Stroke risks fade when women stop taking estrogen

CHICAGO — Strokes and other health problems linked with estrogen pills appear to fade when women quit taking them after menopause, the first long-term follow-up of a landmark study found. It’s reassuring news for women who take the hormone in their 50s when menopause usually begins.

The latest study bolsters previous evidence that concerns about breast cancer and heart attacks are largely unfounded for those who take the hormone for a short period of time to relieve hot flashes and other menopause symptoms.

Estrogen-only pills are recommended just for women who have had a hysterectomy, and the study focused only on that group. About 25 percent of women in menopause have had hysterectomies. Other women are prescribed a combination pill of estrogen and progestin because for them, estrogen alone can raise the risk for cancer of the uterus.

The study results don’t really change the advice doctors have been giving for several years now: Take hormones to relieve menopause symptoms in the lowest possible dose for the shortest possible time.
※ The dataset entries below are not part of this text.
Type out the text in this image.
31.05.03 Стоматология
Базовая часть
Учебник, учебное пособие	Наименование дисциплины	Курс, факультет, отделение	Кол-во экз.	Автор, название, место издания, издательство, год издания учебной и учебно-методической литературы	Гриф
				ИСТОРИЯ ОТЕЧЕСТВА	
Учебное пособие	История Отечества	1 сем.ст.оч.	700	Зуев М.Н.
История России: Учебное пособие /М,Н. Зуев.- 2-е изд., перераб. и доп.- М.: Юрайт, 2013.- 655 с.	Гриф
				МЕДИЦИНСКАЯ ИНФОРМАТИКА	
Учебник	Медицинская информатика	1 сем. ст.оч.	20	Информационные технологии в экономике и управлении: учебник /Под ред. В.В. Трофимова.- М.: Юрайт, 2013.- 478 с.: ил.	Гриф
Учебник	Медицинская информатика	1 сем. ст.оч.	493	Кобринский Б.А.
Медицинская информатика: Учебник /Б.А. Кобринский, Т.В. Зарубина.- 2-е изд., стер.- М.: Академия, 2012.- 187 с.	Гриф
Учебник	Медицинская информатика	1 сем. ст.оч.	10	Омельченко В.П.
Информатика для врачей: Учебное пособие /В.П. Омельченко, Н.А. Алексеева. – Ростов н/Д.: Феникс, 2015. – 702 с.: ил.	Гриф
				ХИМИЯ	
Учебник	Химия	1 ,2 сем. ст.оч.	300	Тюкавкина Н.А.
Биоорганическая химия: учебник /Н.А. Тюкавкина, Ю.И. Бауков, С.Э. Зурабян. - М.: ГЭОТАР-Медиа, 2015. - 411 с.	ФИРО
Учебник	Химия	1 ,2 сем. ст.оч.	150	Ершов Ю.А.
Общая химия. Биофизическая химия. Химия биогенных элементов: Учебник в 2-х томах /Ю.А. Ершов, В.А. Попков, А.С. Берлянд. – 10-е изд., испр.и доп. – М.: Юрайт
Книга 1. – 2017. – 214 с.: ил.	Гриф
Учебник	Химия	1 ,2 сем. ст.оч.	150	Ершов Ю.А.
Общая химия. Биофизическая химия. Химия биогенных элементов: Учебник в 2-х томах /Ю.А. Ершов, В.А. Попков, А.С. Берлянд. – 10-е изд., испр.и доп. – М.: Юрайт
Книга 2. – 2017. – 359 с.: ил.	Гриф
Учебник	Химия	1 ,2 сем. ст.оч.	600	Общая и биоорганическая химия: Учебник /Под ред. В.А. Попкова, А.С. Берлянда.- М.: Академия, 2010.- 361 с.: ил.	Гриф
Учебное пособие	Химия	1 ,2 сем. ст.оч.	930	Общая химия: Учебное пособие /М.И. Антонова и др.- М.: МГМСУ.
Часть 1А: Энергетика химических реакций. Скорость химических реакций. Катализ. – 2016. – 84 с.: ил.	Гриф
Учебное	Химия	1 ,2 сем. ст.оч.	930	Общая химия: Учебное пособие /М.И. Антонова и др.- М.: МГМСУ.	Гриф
The women in the study took estrogen for about six years and were evaluated for about four years after stopping. Slightly increased risks for strokes and blood clots that were found while they took the pills disappeared during the follow-up. Unfortunately, the bone-strengthening benefit of estrogen disappeared, too. Once women ended it, they had just as many hip fractures during the follow-up as women who’d taken dummy pills.

The research also found that women who started taking estrogen-only pills in their 50s fared better after stopping than women who’d started in their 70s — an age when hormones are generally no longer recommended.

“Our results emphasize the need to counsel women about hormone therapy differently depending on their age and hysterectomy status,” the researchers said in reporting the study to be published in Wednesday’s Journal of the American Medical Association.

The new results are from 10,739 participants in the estrogen-only part of the federal government’s Women’s Health Initiative study — research which shook up conventional wisdom about health benefits of hormones for menopausal women. Study of the estrogen-progestin group was halted in 2002 when risks for heart attacks and breast cancer were linked with the combination hormone pills. The estrogen-only study was halted in 2004 after stroke risks were seen in that group.

The troubling findings prompted many doctors to stop prescribing the pills to prevent chronic health problems and led millions of women to quit taking them.

Doctors now generally recommend hormones only to relieve hot flashes, night sweats that disrupt sleep and vaginal dryness in the lowest possible dose for the shortest possible time. Dr. Jacques Rossouw, who directed the initial research at the National Institutes of Health, said the estrogen follow-up results reinforce guidance “that women can use it shortly after the menopause for a limited period of time and then stop.”

When the research began in the 1990s, doctors were still prescribing hormones after menopause, based on the belief the pills were good for bones, the heart and had other benefits beyond relieving menopause symptoms. So the women in the WHI study were taking hormones after menopause, rather than using them to relieve symptoms.

The women in the new study were in their 60s on average, nearly a decade past the age when most women enter menopause. So the overall results don’t necessarily apply to the average U.S. woman now weighing the pros and cons of taking hormones.

One surprising twist in the results: The younger estrogen-takers actually had a lower risk for heart problems, breast cancer and death than those taking dummy pills. Researchers don’t know why and say women should not use that as a reason to take hormones. They hope answers may be found in further research.

The results suggest that for every 10,000 women in their 50s taking estrogen for a year, there would be 12 fewer heart attacks and 13 fewer deaths than among women not on estrogen, said Dr. JoAnn Manson, a study co-author and chief of preventive medicine at Harvard’s Brigham and Women’s Hospital.

However, using the same comparison for women in their 70s, there would be 16 extra heart attacks and 19 extra deaths for those on estrogen versus those not taking the pills, she said.

“It’s really powerful and compelling evidence,” Manson said.

Breast cancer also appeared to be less common in women who’d taken estrogen than among those on dummy pills. An editorial accompanying the study notes that those findings contrast with many studies linking estrogen pills with an increased breast cancer risk.

Andrea LaCroix, the study’s lead author and a researcher at the Fred Hutchinson Cancer Research Center in Seattle, said it’s possible that estrogen didn’t have a harmful effect on breast tissue in women studied because they were taken well after menopause when women’s naturally occurring estrogen levels have declined.

Dr. Graham Colditz, a Washington University researcher who co-wrote the editorial, noted that duration of estrogen use as directed was pretty short during the study, averaging about 3½ years, and most women started taking the hormone years after a hysterectomy or after menstrual periods ended.

“The results really don’t directly translate to how we see women getting hormone therapy in the real world of current American medicine,” Colditz said.